Sacubitril/Valsartan (Entresto): Do not administer within 36 hours of switching to or from sacubitril/valsartan — risk of angioedema due to combined neprilysin inhibition (which further elevates bradykinin).

Gold (sodium aurothiomalate): Rare nitritoid reactions (facial flushing, nausea, hypotension) reported with concurrent ACE inhibitor use.

Pregnancy — Contraindicated (all trimesters): Lisinopril is contraindicated throughout pregnancy. During the 2nd and 3rd trimesters, ACE inhibitors can cause fetal renal dysfunction, oligohydramnios, fetal limb contractures, craniofacial deformities, hypoplastic lung development, and neonatal death. Even 1st trimester exposure has been associated with cardiovascular and CNS malformations. Discontinue immediately when pregnancy is detected. Women of childbearing potential should use effective contraception. If blood pressure control is needed during pregnancy, use methyldopa, labetalol, or nifedipine.

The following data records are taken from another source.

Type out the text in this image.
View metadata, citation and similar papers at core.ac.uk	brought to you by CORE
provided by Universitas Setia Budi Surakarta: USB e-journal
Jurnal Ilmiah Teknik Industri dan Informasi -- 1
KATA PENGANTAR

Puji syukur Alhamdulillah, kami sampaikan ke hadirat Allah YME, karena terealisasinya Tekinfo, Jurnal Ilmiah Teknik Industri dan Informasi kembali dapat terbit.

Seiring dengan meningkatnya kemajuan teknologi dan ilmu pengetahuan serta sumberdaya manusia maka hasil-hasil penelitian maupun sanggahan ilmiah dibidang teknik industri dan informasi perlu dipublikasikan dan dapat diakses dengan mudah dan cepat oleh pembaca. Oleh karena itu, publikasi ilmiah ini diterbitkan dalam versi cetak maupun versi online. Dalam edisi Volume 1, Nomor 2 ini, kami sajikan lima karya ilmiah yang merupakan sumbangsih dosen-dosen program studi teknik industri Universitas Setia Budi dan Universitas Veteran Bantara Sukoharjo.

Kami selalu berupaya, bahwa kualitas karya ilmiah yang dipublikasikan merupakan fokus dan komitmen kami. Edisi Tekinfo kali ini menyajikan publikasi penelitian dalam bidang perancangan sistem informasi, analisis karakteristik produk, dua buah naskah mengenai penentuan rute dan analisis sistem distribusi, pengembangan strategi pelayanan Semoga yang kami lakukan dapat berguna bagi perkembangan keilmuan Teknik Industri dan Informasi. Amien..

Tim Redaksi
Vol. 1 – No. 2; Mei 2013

Lactation: It is unknown whether lisinopril is present in human breast milk. Because of the potential for serious adverse reactions in nursing infants (particularly hypotension and renal effects), breastfeeding is not recommended during lisinopril therapy. Consider alternative antihypertensives compatible with breastfeeding (e.g., nifedipine, labetalol).

Pediatric Use (≥6 years): FDA-approved for hypertension in pediatric patients aged 6 years and older weighing ≥20 kg. Starting dose: 0.07 mg/kg once daily (maximum 5 mg). Maximum dose: 0.61 mg/kg/day or 40 mg/day. Not studied in children <6 years or in children with GFR <30 mL/min/1.73 m². Monitor blood pressure, renal function, and potassium.

Geriatric Use (≥65 years): No dose adjustment required based on age alone. However, elderly patients are more susceptible to first-dose hypotension (reduced baroreceptor sensitivity, often volume-depleted from diuretics). Start at 5–10 mg and titrate slowly. Monitor renal function and potassium more frequently as renal function declines with age.

Renal Impairment: Dose adjustment required (see Dosage section). Lisinopril is renally cleared — plasma levels increase proportionally with decreasing GFR. Monitor creatinine, BUN, and potassium closely. In dialysis patients, lisinopril is removed during hemodialysis sessions; supplemental dosing may be needed.

Hepatic Impairment: No dose adjustment required — lisinopril is not hepatically metabolized. However, severe hepatic impairment with ascites may cause secondary hyperaldosteronism and volume overload that affects response to lisinopril.

Black/African American patients: ACE inhibitors, including lisinopril, are generally less effective as monotherapy for blood pressure lowering in Black patients compared to calcium channel blockers or thiazide diuretics (ALLHAT finding). However, lisinopril is still recommended in Black patients with diabetes, CKD with proteinuria, or heart failure, where the RAAS-specific benefits are important. Consider combining with a calcium channel blocker or thiazide diuretic for adequate BP control. Black patients also have 3–4× higher risk of ACE inhibitor-associated angioedema.